I decided to use a switch statement rather than a jump table because I figured the compiler would optimize the jumps for me, which it appears to do. Apparently this results in better branch prediction than a jump table would. I have not tested this, performance-wise, but that's what the literature I've read indicates.
Anyway, since the switch statement is switching on a bytecode, it's pretty massive, and there can be a lot of local variables depending on which case is true. To illustrate:
while (running)
{
switch (opcode)
{
case 0:
{
int a;
int b;
int c;
int d;
...some routine involving a and b...
}
break;
case 1:
{
int c;
...some routine involving c...
}
break;
case 2:
{
// call interpret();
}
break;
}
}
This causes a stack allocation of at least 16 bytes for the four ints (a, b, c, and d), even if case 1 or 2 are true 99% of the time. There's no way to tell the compiler that case 0 is hardly ever true, and odds are it would still allocate space for case 0's local variables just in case.
In a switch statement with 50 cases and each case equally likely, just one case that allocates a large number of local stack space can quickly eat up memory in deeply nested function calls, since the space is allocated on function entry.

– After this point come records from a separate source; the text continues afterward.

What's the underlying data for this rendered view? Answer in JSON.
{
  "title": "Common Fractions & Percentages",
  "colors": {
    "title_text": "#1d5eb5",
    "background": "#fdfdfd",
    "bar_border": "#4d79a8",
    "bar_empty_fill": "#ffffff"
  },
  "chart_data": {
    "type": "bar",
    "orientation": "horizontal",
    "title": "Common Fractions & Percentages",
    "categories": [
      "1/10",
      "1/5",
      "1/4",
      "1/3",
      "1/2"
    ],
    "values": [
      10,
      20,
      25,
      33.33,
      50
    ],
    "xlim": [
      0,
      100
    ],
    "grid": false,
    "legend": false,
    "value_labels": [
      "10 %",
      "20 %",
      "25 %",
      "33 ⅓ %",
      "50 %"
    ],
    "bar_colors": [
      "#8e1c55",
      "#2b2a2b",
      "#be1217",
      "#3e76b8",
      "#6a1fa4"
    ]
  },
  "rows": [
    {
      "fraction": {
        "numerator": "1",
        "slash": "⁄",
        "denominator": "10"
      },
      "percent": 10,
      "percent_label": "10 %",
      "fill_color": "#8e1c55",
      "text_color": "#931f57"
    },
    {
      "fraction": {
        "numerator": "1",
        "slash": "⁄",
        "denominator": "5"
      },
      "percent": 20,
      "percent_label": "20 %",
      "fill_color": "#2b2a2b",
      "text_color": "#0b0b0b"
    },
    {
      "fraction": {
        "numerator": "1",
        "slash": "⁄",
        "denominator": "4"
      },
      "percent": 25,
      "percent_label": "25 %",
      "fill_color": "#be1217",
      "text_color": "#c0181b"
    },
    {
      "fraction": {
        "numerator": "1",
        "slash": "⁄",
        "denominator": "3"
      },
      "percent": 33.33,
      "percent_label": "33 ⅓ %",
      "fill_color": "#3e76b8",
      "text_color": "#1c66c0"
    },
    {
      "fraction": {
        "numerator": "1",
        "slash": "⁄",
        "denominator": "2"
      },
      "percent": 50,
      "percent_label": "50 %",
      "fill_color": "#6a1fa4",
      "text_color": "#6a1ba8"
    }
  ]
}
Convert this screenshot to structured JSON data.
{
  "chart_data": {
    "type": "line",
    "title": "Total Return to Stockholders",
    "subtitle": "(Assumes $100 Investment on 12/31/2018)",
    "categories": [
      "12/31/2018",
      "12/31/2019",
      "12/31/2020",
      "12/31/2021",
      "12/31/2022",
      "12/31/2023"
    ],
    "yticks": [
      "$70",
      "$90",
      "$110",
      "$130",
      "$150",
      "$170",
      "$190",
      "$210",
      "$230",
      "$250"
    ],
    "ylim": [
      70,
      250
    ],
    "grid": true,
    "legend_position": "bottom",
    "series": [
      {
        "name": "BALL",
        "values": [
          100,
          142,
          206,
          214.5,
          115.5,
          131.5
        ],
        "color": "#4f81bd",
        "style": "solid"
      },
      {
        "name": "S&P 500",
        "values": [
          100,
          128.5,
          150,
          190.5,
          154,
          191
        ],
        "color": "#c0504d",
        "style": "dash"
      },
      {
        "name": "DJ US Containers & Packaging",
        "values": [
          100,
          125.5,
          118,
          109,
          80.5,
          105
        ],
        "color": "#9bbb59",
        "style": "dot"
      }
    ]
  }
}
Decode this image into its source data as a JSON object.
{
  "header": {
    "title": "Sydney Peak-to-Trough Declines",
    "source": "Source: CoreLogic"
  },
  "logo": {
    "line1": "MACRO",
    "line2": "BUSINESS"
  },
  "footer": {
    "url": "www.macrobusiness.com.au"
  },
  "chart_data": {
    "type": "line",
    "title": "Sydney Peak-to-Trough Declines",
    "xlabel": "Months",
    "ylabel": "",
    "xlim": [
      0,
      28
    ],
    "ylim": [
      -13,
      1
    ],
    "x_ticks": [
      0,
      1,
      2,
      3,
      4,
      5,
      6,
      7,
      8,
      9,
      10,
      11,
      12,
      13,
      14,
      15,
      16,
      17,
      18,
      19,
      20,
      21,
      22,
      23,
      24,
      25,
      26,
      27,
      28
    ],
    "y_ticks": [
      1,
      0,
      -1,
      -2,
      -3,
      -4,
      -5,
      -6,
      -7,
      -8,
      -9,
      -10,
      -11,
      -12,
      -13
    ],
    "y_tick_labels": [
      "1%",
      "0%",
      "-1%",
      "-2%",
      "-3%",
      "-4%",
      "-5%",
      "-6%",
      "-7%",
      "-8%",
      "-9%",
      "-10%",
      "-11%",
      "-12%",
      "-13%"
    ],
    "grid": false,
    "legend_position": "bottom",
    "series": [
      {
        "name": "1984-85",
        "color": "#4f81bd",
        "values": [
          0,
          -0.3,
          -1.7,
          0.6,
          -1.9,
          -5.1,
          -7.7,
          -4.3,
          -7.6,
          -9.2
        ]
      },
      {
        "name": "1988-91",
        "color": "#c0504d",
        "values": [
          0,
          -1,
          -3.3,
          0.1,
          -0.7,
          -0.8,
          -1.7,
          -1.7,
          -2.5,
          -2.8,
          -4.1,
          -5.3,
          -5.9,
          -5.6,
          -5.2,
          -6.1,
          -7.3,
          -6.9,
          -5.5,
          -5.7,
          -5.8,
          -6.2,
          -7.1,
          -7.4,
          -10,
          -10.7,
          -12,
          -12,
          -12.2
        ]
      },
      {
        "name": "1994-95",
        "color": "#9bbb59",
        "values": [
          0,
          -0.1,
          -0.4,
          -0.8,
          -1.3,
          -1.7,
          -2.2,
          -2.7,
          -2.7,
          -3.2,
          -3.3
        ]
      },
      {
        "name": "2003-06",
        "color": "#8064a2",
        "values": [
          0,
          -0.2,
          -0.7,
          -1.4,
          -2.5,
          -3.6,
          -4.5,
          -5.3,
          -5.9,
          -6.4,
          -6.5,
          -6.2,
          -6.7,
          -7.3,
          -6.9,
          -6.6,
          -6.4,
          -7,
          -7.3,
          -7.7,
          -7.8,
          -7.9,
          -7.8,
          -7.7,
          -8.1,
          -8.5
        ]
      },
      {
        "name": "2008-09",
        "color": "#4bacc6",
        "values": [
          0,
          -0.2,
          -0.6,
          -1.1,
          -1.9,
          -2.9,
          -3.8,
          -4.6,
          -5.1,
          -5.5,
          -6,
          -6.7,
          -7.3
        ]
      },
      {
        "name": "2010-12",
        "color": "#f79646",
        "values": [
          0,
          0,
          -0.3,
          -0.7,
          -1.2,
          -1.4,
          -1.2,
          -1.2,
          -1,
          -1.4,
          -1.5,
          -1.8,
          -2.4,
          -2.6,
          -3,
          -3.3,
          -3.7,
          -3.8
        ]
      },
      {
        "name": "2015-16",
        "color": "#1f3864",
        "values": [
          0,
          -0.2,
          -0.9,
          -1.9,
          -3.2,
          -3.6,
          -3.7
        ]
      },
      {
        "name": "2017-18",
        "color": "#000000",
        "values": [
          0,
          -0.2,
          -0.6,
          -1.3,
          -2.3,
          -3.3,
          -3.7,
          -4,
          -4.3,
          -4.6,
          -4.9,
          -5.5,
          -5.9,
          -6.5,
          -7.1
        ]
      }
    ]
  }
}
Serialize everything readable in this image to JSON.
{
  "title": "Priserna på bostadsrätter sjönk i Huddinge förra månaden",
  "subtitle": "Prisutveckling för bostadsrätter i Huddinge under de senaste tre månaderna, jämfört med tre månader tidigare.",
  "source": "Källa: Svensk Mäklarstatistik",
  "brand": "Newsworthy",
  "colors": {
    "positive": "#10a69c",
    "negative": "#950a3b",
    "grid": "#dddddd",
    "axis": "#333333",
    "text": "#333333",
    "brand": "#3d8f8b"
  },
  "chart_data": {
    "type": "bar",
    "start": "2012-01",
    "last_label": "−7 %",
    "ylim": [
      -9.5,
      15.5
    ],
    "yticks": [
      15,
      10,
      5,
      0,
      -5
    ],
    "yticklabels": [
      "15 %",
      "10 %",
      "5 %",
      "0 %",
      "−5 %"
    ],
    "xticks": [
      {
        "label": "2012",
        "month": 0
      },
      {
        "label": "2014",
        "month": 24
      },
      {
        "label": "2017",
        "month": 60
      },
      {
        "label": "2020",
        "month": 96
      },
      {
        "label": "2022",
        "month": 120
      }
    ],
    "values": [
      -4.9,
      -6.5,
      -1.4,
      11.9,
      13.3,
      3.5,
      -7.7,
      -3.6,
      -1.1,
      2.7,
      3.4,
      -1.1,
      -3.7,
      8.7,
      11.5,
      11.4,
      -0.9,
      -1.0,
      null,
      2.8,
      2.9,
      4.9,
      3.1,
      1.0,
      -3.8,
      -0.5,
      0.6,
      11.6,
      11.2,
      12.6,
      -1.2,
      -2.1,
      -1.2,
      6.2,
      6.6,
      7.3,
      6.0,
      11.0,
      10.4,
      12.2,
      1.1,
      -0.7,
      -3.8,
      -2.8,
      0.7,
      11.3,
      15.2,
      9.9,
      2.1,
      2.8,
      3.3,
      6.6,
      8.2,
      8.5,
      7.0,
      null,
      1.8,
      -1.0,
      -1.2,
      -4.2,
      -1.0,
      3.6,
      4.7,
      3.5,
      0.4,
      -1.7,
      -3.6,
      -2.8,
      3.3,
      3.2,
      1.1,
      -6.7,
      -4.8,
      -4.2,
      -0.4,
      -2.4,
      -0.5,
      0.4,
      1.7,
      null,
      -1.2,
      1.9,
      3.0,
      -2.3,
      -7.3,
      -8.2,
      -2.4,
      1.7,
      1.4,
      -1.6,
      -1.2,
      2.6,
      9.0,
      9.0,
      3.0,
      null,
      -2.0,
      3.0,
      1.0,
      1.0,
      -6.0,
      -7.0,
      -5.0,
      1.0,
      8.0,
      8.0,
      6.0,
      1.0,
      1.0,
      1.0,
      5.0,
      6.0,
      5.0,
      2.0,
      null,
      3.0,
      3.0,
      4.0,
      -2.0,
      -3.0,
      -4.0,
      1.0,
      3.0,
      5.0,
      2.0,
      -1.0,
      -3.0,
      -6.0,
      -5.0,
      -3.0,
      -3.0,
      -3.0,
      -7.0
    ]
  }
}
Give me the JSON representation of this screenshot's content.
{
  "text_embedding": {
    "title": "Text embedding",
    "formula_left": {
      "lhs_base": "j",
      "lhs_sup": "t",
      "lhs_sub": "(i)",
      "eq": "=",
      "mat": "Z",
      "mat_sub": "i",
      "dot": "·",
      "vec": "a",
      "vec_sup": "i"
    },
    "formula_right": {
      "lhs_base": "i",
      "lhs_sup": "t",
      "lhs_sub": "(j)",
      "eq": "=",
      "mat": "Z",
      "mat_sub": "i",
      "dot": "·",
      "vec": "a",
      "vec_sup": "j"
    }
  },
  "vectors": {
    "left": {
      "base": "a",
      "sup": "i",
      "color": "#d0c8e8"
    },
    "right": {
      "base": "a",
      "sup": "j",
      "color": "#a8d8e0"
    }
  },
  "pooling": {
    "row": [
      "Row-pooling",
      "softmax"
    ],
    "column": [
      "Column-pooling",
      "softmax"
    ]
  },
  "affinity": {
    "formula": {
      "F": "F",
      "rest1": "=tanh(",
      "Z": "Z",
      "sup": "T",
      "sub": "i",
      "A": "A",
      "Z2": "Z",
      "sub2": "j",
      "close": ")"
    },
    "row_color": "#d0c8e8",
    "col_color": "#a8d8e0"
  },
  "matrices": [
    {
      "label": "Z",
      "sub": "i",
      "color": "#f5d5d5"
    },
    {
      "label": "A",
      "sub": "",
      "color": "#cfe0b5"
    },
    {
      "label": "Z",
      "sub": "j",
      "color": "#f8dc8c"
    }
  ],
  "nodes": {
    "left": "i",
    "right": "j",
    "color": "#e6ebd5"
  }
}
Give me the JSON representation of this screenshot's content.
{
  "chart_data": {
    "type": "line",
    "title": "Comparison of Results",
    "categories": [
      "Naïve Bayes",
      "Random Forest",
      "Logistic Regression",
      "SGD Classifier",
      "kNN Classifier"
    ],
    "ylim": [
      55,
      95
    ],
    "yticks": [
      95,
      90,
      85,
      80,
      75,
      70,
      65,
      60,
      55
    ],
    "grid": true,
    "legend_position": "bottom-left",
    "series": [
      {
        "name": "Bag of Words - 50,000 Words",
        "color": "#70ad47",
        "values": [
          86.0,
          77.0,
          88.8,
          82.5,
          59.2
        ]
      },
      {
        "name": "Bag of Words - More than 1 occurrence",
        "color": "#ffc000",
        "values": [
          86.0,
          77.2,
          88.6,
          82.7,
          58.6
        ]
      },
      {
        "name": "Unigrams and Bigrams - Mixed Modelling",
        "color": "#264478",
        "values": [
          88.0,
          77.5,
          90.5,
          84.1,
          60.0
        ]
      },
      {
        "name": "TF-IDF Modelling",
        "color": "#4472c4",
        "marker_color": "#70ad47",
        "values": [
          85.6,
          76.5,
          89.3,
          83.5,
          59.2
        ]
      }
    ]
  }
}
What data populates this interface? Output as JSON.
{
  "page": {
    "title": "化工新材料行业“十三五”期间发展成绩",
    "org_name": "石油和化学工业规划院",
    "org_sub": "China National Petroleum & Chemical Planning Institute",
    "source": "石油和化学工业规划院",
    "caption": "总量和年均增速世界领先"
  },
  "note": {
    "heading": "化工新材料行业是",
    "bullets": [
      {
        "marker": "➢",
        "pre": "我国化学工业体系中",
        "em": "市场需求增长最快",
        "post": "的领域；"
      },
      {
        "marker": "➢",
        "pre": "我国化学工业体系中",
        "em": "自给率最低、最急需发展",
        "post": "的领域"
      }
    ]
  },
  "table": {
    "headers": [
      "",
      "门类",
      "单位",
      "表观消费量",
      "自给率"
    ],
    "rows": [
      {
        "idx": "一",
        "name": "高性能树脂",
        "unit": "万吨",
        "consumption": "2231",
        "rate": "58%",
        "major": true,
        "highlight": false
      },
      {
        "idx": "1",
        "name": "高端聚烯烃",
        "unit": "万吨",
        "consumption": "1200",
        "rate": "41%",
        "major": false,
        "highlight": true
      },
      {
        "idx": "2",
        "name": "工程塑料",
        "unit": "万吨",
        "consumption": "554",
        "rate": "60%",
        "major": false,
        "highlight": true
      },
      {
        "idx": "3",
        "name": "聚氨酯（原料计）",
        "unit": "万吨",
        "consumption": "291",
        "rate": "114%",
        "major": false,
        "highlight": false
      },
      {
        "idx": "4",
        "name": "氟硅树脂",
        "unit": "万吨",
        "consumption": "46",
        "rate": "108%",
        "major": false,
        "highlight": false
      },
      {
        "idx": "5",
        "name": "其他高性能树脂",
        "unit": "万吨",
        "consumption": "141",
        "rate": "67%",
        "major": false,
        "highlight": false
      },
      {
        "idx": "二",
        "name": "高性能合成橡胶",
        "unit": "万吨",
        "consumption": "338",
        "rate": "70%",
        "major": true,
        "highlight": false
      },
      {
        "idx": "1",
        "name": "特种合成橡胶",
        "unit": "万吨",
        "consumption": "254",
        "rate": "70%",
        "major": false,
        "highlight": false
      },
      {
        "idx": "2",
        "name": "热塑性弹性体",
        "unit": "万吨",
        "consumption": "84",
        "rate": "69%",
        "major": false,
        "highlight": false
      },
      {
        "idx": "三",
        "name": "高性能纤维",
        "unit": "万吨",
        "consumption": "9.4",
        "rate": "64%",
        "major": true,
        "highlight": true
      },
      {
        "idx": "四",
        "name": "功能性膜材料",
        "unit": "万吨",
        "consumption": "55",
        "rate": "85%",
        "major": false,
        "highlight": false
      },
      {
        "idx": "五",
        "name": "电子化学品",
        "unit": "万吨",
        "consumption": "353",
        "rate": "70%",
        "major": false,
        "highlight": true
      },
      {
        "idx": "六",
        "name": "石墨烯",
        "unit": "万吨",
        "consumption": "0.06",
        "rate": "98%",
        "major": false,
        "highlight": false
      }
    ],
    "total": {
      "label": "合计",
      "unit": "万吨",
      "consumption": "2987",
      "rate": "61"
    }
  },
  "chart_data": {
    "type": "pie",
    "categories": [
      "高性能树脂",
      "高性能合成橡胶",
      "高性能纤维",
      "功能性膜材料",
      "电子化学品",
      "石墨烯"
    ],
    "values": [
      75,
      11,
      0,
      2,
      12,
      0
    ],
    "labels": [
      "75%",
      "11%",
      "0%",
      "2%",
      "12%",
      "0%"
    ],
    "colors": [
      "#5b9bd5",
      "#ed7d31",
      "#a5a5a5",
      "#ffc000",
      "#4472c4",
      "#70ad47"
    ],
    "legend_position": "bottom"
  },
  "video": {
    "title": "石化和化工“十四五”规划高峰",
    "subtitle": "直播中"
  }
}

This is hardly a problem with "normal" programs, but in my case the interpreter has about 50 cases and calls itself recursively. With each function entry about 44 bytes (enough for all local variables in the whole function) are allocated, even though most of that memory is never used. This severely limits the depth of recursion when memory is constrained.
The ideal solution would be if the switch statement could allocate the stack space after it evaluates each case.
I may have to work around this using a combination of if/else and switch for the more complex routines.